Kecamatan Sukodadi, faktor produksi sebagai tabungan dari hasil migran (remittances) relatif lebih variatif di banding dua desa di kecamatan Pucuk. Dua desa di kecamatan Sukodadi lebih mengarahkan remittances nya pada penciptaan faktor produksi dibidang perdagangan seperti: Toko bahan makanan pokok, bibit pertaniaan sampai alat-alat elektronik. Data BPS kabupaten Lamongan mencatat bahwa pertumbuhan faktor produksi di dua kecamatan asal (Sukodadi dan Pucuk) khususnya industri non formal kerajinan rumahtangga pertumbuhannya terus meningkat, unit sektor usaha tersebut kebanyakan permodalannya dari remittances migran sirkuler. Kecamatan Sukodadi dan kecamatan Pucuk, jumlah unit usaha non formal/kerajinan rumahtangga pada tahun ke tahun mengalami pertambahan 25 persen, perkembangan terakhir tentang jumlah (faktor produksi) unit usaha industri non formal atau kerajinan rumahtangga yang tercatat tahun 2003 adalah sebesar 2.617 unit, sedangkan di kecamatan pucuk sebesar 357 unit. Angka tersebut adalah 12,7 persen dari jumlah total sektor kerajinan rumahtangga non formal di kabupaten Lamongan pada tahun 2003 (23.505 Unit). Tabel 39 menunjukkan banyaknya unit usaha

industri besar/sedang dan kategori perusahaan menurut sumber BPS daerah tahun 2003. Kategori industri non formal kerajinan rumahtangga meliputi: kerajinan tangan olahan hasil pertanian dan anyaman dengan bahan dasar limbah pertanian.
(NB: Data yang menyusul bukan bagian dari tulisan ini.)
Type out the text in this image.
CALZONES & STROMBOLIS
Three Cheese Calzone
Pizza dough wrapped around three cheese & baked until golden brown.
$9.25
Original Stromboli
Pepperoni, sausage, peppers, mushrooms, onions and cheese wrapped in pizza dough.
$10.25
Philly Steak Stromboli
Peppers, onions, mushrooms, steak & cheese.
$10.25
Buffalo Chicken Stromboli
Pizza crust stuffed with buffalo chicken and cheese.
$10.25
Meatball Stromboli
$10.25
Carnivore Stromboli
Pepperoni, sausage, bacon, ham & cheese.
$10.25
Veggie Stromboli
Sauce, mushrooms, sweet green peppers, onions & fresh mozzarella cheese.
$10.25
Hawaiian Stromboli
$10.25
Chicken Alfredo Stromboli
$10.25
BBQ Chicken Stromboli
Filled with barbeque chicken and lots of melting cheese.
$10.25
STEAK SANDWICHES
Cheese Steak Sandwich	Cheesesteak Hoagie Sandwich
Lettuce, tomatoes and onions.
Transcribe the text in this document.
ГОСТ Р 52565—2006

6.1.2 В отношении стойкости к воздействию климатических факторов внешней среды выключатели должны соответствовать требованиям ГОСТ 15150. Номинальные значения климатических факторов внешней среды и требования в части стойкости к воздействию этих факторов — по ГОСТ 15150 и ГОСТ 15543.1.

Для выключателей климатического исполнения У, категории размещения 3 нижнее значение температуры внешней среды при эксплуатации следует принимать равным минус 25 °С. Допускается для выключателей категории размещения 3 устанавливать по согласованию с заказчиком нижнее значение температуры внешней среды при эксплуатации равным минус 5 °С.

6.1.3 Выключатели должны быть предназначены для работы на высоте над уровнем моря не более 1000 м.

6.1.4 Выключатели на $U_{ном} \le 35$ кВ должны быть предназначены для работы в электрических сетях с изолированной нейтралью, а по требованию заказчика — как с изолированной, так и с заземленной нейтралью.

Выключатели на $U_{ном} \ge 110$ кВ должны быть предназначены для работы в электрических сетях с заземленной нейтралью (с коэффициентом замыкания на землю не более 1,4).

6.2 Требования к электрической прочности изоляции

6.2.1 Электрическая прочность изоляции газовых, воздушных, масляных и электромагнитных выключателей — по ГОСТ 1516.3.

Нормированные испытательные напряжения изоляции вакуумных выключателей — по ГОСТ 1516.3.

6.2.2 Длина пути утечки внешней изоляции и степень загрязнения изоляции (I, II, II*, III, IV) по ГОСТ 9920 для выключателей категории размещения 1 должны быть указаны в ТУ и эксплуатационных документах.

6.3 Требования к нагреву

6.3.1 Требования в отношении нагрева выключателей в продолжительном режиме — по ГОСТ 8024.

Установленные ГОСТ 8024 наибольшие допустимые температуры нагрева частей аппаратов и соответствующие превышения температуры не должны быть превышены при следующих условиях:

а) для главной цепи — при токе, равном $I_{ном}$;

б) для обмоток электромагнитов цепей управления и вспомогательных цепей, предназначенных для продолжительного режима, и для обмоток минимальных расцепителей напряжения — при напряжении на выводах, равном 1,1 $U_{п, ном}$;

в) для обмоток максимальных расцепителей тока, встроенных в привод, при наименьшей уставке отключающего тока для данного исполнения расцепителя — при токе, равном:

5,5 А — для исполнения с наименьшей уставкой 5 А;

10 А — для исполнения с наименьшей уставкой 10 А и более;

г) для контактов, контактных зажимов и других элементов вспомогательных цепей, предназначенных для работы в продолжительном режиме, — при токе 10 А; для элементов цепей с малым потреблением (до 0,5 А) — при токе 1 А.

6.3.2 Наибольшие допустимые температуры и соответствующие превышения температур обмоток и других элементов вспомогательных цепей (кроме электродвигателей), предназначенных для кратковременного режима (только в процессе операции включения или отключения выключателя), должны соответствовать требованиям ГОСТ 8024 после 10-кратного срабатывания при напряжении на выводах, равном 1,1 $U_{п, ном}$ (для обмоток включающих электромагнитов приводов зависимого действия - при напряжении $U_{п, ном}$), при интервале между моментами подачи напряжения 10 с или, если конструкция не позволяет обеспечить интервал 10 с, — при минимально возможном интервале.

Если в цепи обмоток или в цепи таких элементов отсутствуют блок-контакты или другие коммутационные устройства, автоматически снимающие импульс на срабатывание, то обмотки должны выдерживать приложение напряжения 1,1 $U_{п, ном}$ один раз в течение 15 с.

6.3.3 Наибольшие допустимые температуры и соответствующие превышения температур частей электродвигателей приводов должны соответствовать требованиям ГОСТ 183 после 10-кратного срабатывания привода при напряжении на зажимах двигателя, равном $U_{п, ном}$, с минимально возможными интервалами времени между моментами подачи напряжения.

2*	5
Tabel 37 Banyaknya Unit Usaha nonformal/kerajinan tangan rumahtangga di kecamatan asal tahun 2003 dan 2004

Usaha Non-formal Kerajinan Rumahtangga Kecamatan

2003 2004

Pucuk 357 361

Sukodadi 2.617 2651

Total 2.974 3012

Sumber: BPS Kabupaten Lamongan, 2003 dan 2004

Perbedaan penciptaan faktor produksi sebagai investasi dari sebagian remittances yang dikirim oleh migran di desa-desa asal migran memang tergolong sangat ekstrim. Perbedaan tersebut tampak terkait dengan orientasi pribadi masyarakat yang sudah berkembang, penduduk perdesaan di kecamatan Pucuk lebih mengutamakan pada investasi sumberdaya manusia, sedangkan penduduk di desa-desa di kecamatan Sukodadi lebih berorientasi ke penciptaan lapangan kerja baru yang mandiri di desa sebagai aktifitas lanjutan pemenuhan “kebutuhan” keluarga dan penduduk lainnya. Orientasi tersebut juga secara tidak langsung dapat menciptakan lapangan kerja baru/tambahan di luar sektor pertanian. Lapangan kerja baru merupakan wujud investasi dari remittances yang berupa usaha non formal baik berupa kerajinan rumahtangga maupun usaha-usaha makanan olahan hasil pertanian terbukti mampu menyerap tenaga kerja lebih banyak, sebesar 5.400 orang. Bila dibandingkan usaha formal, usaha formal katagori sedang dan kecil hanya mampu menyerap tenaga kerja sebayak 22,6 persen (sedang 930 orang dan usaha formal kecil 294 orang, jumlah keseluruhan dari usaha formal 1.224 orang) dari usaha non formal (BPS kabupaten Lamongan, 2003).

Tabel 38 Banyaknya tenaga kerja yang diserap oleh usaha non-formal dan formal tahun 2004 di dua kecamatan asal migran

Kecamatan Usaha Nonformal/Kerajinan Rumatangga (Orang) Usaha Formal (Orang) Pucuk 712 781 Sukodadi 4.688 5.843 Total 5.400 6.624

Sumber: BPS Kabupaten Lamongan, 2004

Akibat perbedaan orientasi pribadi anggota masyarakat di dua kecamatan tersebut mempengaruhi jumlah penciptaan faktor produksi. Desa-desa di kecamatan Pucuk lebih berorientasi pada investasi sumberdaya manusia, sedangkan desa-desa di kecamatan Sukodadi lebih menggandalkan investasi dibidang penciptaan lapangan kerja baru untuk mengembangkan remittances yang sudah didapat.

Lebih lanjut, ramainya aktifitas perekonomian desa di dua kecamatan asal jelas menggambarkan keberhasilan sebagian besar keluarga migran mengelola sekaligus menginvestasikan remittances didesa. Walaupun terjadi perbedaan yang jelas secara kuantitatif antara masyarakat dikecamatan Pucuk dan Sukodadi. Perbedaan tersebut disebabkan adanya orientasi yang berbeda dikalangan masyarakat dua kecamatan asal tersebut.